You can grab one in either 12 or 20-gauge. The 20 is perfect for timber hunting when you want something lighter to swing through the trees, while the 12 handles those windy days on big water. The inertia system shrugs off marsh mud and ice like they’re nothing – just what you need when you’re breaking ice at dawn in December.

3. Beretta A400 Xtreme Plus

Beretta A400 Xtreme Plus
Image: Shooting Times

The A400 Extreme Plus might cost as much as a good duck lease, but there’s a reason you’ll spot these guns in just about every serious waterfowler’s blind. Beretta built a gas gun that weighs less than most inertia guns, and that 28-inch barrel splits the difference between quick-pointing and steady-swinging. No duck gun handles quite like it when you’re trying to pick one greenhead out of a flock.

That Kickoff system isn’t just marketing hype – it turns heavy steel loads into something that feels like target loads. You can shoot cases of 3.5-inch shells without feeling it the next morning. The gas system also means you can run light loads during early teal season and switch to goose loads without touching a single adjustment. Two thousand bucks is a lot of money, but this gun will still be running smooth when your kids are old enough to hunt.

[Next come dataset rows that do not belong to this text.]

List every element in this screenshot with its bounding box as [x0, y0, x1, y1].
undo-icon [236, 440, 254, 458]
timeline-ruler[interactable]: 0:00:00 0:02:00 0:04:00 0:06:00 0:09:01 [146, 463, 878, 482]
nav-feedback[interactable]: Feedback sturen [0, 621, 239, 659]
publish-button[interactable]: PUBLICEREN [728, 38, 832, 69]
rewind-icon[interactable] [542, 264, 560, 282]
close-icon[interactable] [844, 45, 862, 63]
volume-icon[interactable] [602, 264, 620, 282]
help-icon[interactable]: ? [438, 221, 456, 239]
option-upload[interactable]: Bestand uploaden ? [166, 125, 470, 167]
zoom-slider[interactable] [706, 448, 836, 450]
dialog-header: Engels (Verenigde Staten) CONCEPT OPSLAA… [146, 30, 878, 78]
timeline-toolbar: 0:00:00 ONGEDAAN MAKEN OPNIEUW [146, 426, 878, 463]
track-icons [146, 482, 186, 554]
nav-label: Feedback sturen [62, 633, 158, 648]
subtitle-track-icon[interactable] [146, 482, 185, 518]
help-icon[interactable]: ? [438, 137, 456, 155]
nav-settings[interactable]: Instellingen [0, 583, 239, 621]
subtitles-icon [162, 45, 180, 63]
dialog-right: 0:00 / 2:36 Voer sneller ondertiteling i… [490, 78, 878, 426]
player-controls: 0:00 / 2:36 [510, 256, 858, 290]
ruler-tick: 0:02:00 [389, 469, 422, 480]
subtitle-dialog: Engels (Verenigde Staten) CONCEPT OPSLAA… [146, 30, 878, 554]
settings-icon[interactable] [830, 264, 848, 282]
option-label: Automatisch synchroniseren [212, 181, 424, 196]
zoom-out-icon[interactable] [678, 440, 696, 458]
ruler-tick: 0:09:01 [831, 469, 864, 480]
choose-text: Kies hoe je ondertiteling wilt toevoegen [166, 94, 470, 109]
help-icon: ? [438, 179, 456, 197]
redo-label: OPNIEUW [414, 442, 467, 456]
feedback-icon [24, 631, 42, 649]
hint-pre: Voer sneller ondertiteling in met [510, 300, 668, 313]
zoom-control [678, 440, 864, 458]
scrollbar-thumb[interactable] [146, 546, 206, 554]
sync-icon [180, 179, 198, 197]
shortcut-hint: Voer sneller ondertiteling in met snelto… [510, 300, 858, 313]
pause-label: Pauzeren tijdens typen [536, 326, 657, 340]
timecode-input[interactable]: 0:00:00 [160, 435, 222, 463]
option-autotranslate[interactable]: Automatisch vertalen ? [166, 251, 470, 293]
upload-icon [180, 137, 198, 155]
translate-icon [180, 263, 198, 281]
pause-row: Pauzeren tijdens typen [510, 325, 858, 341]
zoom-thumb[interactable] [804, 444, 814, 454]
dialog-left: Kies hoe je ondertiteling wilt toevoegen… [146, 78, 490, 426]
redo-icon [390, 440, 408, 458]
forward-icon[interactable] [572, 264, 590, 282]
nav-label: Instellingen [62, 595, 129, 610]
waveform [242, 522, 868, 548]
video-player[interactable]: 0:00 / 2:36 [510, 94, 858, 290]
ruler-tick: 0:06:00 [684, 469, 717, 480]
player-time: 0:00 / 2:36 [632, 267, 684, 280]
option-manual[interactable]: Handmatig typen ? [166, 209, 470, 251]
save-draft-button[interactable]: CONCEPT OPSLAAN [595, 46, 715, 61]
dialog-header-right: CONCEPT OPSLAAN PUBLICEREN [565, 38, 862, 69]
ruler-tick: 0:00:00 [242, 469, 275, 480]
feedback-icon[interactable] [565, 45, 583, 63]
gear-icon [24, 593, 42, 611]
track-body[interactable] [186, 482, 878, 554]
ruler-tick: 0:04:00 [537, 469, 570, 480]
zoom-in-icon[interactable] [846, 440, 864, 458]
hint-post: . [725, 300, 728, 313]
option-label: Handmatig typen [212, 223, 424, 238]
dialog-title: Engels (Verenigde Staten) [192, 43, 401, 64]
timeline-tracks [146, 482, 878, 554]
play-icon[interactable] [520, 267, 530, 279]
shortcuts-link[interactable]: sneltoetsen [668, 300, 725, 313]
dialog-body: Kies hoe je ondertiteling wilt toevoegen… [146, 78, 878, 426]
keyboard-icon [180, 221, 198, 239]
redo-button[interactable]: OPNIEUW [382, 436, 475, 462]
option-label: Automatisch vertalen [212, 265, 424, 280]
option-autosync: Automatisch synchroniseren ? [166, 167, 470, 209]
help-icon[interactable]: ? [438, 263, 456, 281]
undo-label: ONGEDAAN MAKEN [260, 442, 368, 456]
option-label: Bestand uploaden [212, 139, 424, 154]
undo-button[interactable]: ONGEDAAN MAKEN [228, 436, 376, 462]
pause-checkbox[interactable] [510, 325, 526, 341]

2. Browning Wicked Wing A5

 Browning Wicked Wing A5
Image: Outdoor Life

The Wicked Wing A5 proves Browning hasn’t forgotten how to build a duck gun that turns heads and drops birds. That famous humpback receiver now wears burnt bronze Cerakote that shrugs off salt spray and marsh mud. From light target loads to the heaviest goose shells, this gun cycles them all without a hiccup. The extended chokes that come with it pattern steel like you’re still shooting lead.

Browning slapped Realtree Max-7 on the stock and forend, but this isn’t just another pretty camo gun. The inertia system inside borrows from the original Auto-5’s DNA. At two grand, it costs more than a guided hunt on Stuttgart’s best fields, but you’re buying a gun that’ll handle everything from September teal to late-season geese. Plus, that bronze finish means you won’t be the guy in the blind with a shotgun that looks like it came from the rust bucket.

1. Winchester Super X4

Winchester Super X4
Image: Outdoor Life

The Super X4 brings Winchester’s gas gun know-how down to a price that won’t make your spouse file for divorce. At just under a grand, you get a workhorse that patterns almost as well as guns costing twice as much. The flat dark earth Cerakote means you won’t spend your offseason fighting rust, and that RealTree Timber camo disappears in any duck blind from flooded timber to cattail marshes.

Winchester didn’t forget about lefties either – they built a true left-handed version instead of just slapping the safety on the other side. Whether you pick the 12 or the 20, the Super X4 handles everything from light target loads to the big 3.5-inch magnums that put geese on the ground. It’s not trying to be the fanciest gun in the marsh – it’s just trying to be the one that works every time you pull the trigger.